I have had a lot of conversations of late as to why I do what I do and how my career has developed. The below is a little reflection I initially drafted in a coffee shop earlier in the week…
My primary driver in career considerations, when younger, was that I wanted to do something that would help people better themselves. This was partly driven by, whilst living in Toronto for a year, spending a lot of time in Toronto’s libraries. The library was a haven for me as a temporary resident, providing internet access (when it was not as ubiquitous as today) as well as newspapers, books and entertainment. My academic studies, that followed, in the library/information world further fueled my interest in learning.
I have written before about the particular educational informatics module that was at the heart of my professional focus on completion of my MA and, realistically, still is. My career since then has seen time spent in FE, HE and workplace learning but, in all those environments, my interest in supporting people to better themselves has remained. This has, of course, taken different flavors, from supporting people to pass exams, supporting less able people with basic English language skills, creating an information architecture for tutors and students to interact, developing complex career pathways and learning opportunities, etc.

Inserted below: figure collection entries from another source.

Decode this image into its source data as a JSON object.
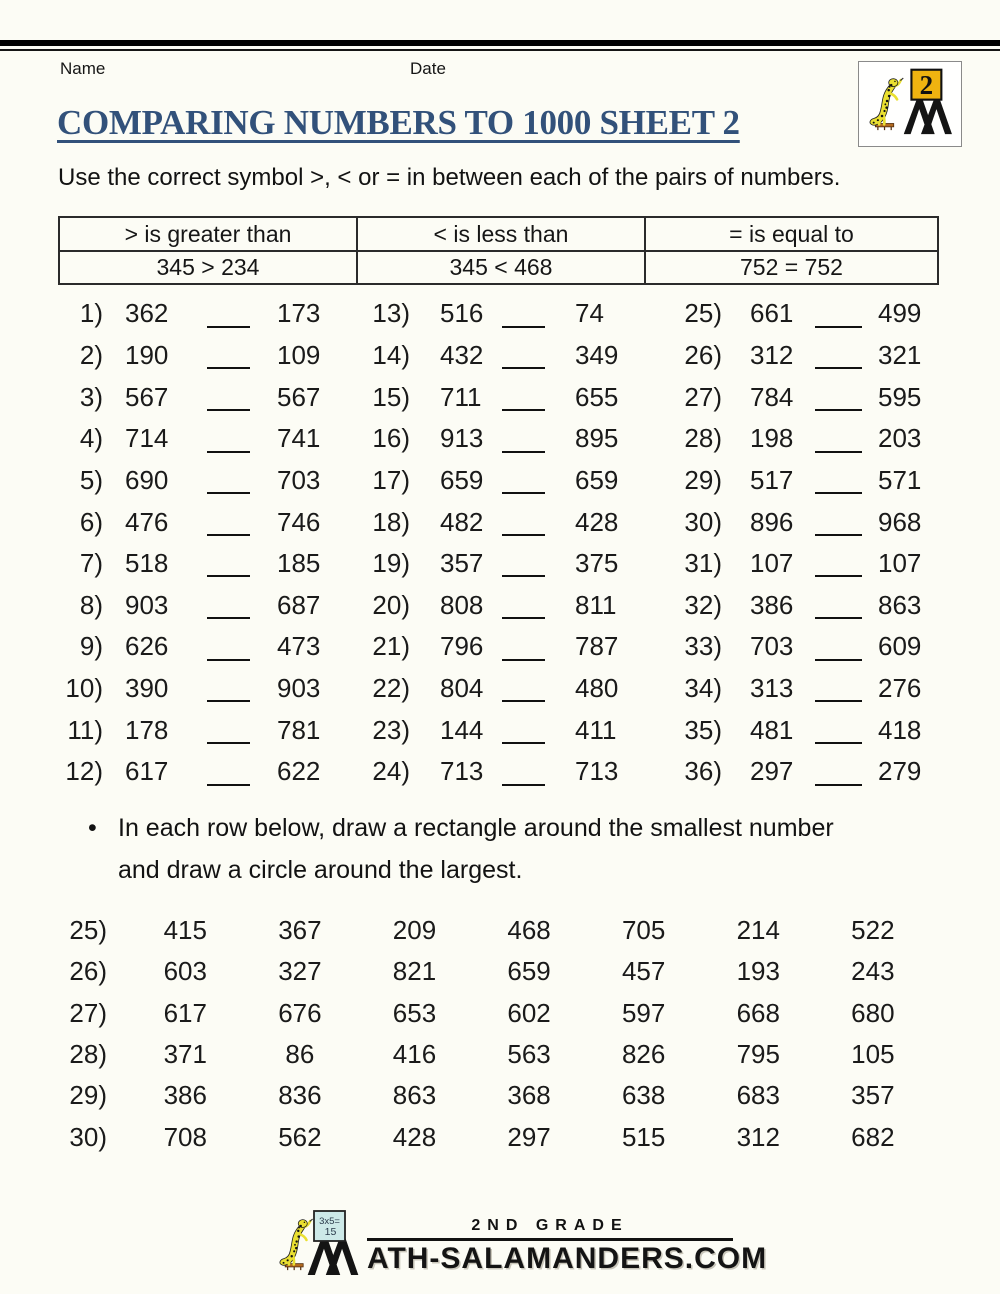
{
  "header": {
    "name_label": "Name",
    "date_label": "Date",
    "title": "COMPARING NUMBERS TO 1000 SHEET 2",
    "instruction": "Use the correct symbol >, < or = in between each of the pairs of numbers.",
    "logo_badge_number": "2"
  },
  "legend": {
    "columns": [
      {
        "header": "> is greater than",
        "example": "345 > 234"
      },
      {
        "header": "< is less than",
        "example": "345 < 468"
      },
      {
        "header": "= is equal to",
        "example": "752 = 752"
      }
    ]
  },
  "problems": {
    "columns": [
      {
        "start": 1,
        "pairs": [
          [
            "362",
            "173"
          ],
          [
            "190",
            "109"
          ],
          [
            "567",
            "567"
          ],
          [
            "714",
            "741"
          ],
          [
            "690",
            "703"
          ],
          [
            "476",
            "746"
          ],
          [
            "518",
            "185"
          ],
          [
            "903",
            "687"
          ],
          [
            "626",
            "473"
          ],
          [
            "390",
            "903"
          ],
          [
            "178",
            "781"
          ],
          [
            "617",
            "622"
          ]
        ]
      },
      {
        "start": 13,
        "pairs": [
          [
            "516",
            "74"
          ],
          [
            "432",
            "349"
          ],
          [
            "711",
            "655"
          ],
          [
            "913",
            "895"
          ],
          [
            "659",
            "659"
          ],
          [
            "482",
            "428"
          ],
          [
            "357",
            "375"
          ],
          [
            "808",
            "811"
          ],
          [
            "796",
            "787"
          ],
          [
            "804",
            "480"
          ],
          [
            "144",
            "411"
          ],
          [
            "713",
            "713"
          ]
        ]
      },
      {
        "start": 25,
        "pairs": [
          [
            "661",
            "499"
          ],
          [
            "312",
            "321"
          ],
          [
            "784",
            "595"
          ],
          [
            "198",
            "203"
          ],
          [
            "517",
            "571"
          ],
          [
            "896",
            "968"
          ],
          [
            "107",
            "107"
          ],
          [
            "386",
            "863"
          ],
          [
            "703",
            "609"
          ],
          [
            "313",
            "276"
          ],
          [
            "481",
            "418"
          ],
          [
            "297",
            "279"
          ]
        ]
      }
    ]
  },
  "section2": {
    "bullet_line1": "In each row below, draw a rectangle around the smallest number",
    "bullet_line2": "and draw a circle around the largest.",
    "start": 25,
    "rows": [
      [
        "415",
        "367",
        "209",
        "468",
        "705",
        "214",
        "522"
      ],
      [
        "603",
        "327",
        "821",
        "659",
        "457",
        "193",
        "243"
      ],
      [
        "617",
        "676",
        "653",
        "602",
        "597",
        "668",
        "680"
      ],
      [
        "371",
        "86",
        "416",
        "563",
        "826",
        "795",
        "105"
      ],
      [
        "386",
        "836",
        "863",
        "368",
        "638",
        "683",
        "357"
      ],
      [
        "708",
        "562",
        "428",
        "297",
        "515",
        "312",
        "682"
      ]
    ]
  },
  "footer": {
    "grade_text": "2ND GRADE",
    "site_text": "ATH-SALAMANDERS.COM",
    "board_line1": "3x5=",
    "board_line2": "15"
  },
  "colors": {
    "title_blue": "#32517a",
    "badge_yellow": "#efb310",
    "salamander_yellow": "#eae031",
    "board_teal": "#cde9e8"
  }
}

My view is that personal empowerment is all important, I would argue only with this can you have a truly engaged populace (when it comes to education) or workforce (for organizational L&D). As such I have no interest in being the holder of knowledge, rather the architect and facilitator. This is one area where I differ to some of the people I have met through the years in the learning and library professional communities.
One annoyance of mine, with both the HE and L&D professional worlds is that they too often look for the differences between themselves. I seriously believe you can only support a workforce if you are aware of the school and post compulsory education systems your workplace are emerging from. Similarly universities, as is well recognized, need better links with employers to understand their needs.

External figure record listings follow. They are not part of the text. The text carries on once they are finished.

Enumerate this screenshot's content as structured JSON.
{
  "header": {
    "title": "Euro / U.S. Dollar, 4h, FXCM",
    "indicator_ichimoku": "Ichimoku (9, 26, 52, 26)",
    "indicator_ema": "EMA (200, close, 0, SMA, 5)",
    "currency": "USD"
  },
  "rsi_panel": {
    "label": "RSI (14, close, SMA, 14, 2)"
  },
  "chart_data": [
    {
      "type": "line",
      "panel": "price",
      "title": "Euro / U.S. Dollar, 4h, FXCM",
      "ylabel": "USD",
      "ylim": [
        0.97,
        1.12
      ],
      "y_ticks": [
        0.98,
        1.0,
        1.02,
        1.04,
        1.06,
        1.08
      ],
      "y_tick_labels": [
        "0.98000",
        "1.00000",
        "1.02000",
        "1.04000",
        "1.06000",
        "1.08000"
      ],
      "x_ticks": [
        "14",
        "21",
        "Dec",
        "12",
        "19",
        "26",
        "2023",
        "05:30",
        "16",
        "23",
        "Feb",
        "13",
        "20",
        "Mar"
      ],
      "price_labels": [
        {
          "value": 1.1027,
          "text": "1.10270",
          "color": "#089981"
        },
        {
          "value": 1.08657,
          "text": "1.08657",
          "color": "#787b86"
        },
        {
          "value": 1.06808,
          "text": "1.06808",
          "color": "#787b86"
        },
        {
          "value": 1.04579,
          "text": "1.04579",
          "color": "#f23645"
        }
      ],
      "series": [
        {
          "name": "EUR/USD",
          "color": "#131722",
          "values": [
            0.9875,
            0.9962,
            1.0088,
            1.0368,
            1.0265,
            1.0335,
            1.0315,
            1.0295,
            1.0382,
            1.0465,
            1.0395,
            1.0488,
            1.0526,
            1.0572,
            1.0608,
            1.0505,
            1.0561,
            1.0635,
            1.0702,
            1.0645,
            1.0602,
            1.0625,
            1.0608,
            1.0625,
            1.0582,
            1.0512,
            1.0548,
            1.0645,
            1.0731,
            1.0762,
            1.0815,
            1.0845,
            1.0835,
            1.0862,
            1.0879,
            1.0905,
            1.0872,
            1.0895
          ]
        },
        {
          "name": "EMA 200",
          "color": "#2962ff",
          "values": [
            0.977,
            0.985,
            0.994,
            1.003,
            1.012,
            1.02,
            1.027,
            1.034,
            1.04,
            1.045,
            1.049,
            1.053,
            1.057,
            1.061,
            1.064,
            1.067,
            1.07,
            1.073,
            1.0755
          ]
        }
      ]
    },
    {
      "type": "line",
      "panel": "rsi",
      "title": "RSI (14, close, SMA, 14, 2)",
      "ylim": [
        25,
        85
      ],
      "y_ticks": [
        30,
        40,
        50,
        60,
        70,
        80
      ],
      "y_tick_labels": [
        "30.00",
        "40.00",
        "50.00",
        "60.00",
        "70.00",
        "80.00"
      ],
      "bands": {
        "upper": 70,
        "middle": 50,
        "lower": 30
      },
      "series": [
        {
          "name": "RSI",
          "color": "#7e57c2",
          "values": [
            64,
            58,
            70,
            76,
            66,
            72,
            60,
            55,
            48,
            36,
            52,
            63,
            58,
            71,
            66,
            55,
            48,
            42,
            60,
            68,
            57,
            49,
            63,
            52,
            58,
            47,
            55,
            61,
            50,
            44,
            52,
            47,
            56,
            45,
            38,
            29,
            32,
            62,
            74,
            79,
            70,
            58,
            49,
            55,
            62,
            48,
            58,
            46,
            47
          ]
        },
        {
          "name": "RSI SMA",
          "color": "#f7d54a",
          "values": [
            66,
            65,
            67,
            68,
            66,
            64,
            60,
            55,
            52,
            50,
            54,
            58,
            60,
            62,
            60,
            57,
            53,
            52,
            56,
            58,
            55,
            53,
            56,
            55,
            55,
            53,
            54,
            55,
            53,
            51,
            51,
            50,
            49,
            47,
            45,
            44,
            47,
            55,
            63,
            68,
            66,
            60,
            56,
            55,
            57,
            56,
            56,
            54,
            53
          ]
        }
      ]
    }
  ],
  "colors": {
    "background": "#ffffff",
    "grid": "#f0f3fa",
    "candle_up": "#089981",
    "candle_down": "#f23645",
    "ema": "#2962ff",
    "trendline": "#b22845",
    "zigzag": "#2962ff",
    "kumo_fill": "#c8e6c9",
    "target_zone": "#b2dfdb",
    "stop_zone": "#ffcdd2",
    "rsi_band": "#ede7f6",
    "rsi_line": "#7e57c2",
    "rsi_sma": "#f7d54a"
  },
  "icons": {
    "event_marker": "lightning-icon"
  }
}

Whose education/learning is it then? The answer is increasingly complex, we no longer need a basic workforce for factory, field and forces but one able to adapt. I would see myself as an example of this, taking the ‘I want to help people be better’ mentality to different sectors and roles; the balance of who benefits most from my work will vary between the individual, organization and society.
In terms of L&D specifically I would see the recent recognition of value for skills like curation as, largely, nothing new but recognition of failings in the past. Underpinning all of this is the inevitable move to digital and I’ll post soon some thoughts on some recent posts related to eLearning and the nature of L&D.

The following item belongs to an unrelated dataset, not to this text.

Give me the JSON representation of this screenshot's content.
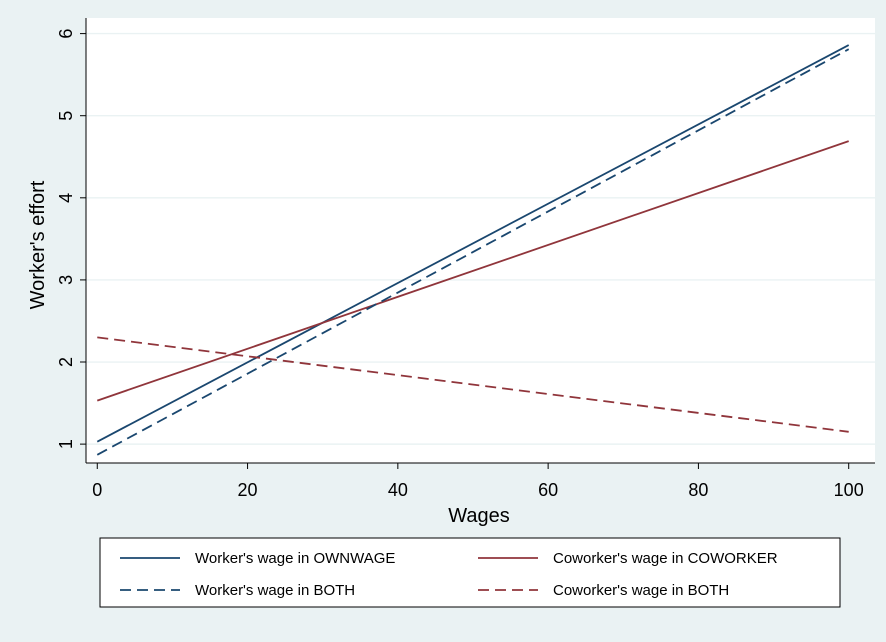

I will finish with saying that my ethos of looking to better people and therefore our organizations and society doesn’t necessarily mean I want to work in ‘L&D’. I see the need for far less boundaries in supporting workplace/student performance and there also needs to be a recognition that different traditional professionals are all having similar conversations, for example much of this paper for CIOs will sound familiar to learning professionals facing the need to change for our future digital workplaces.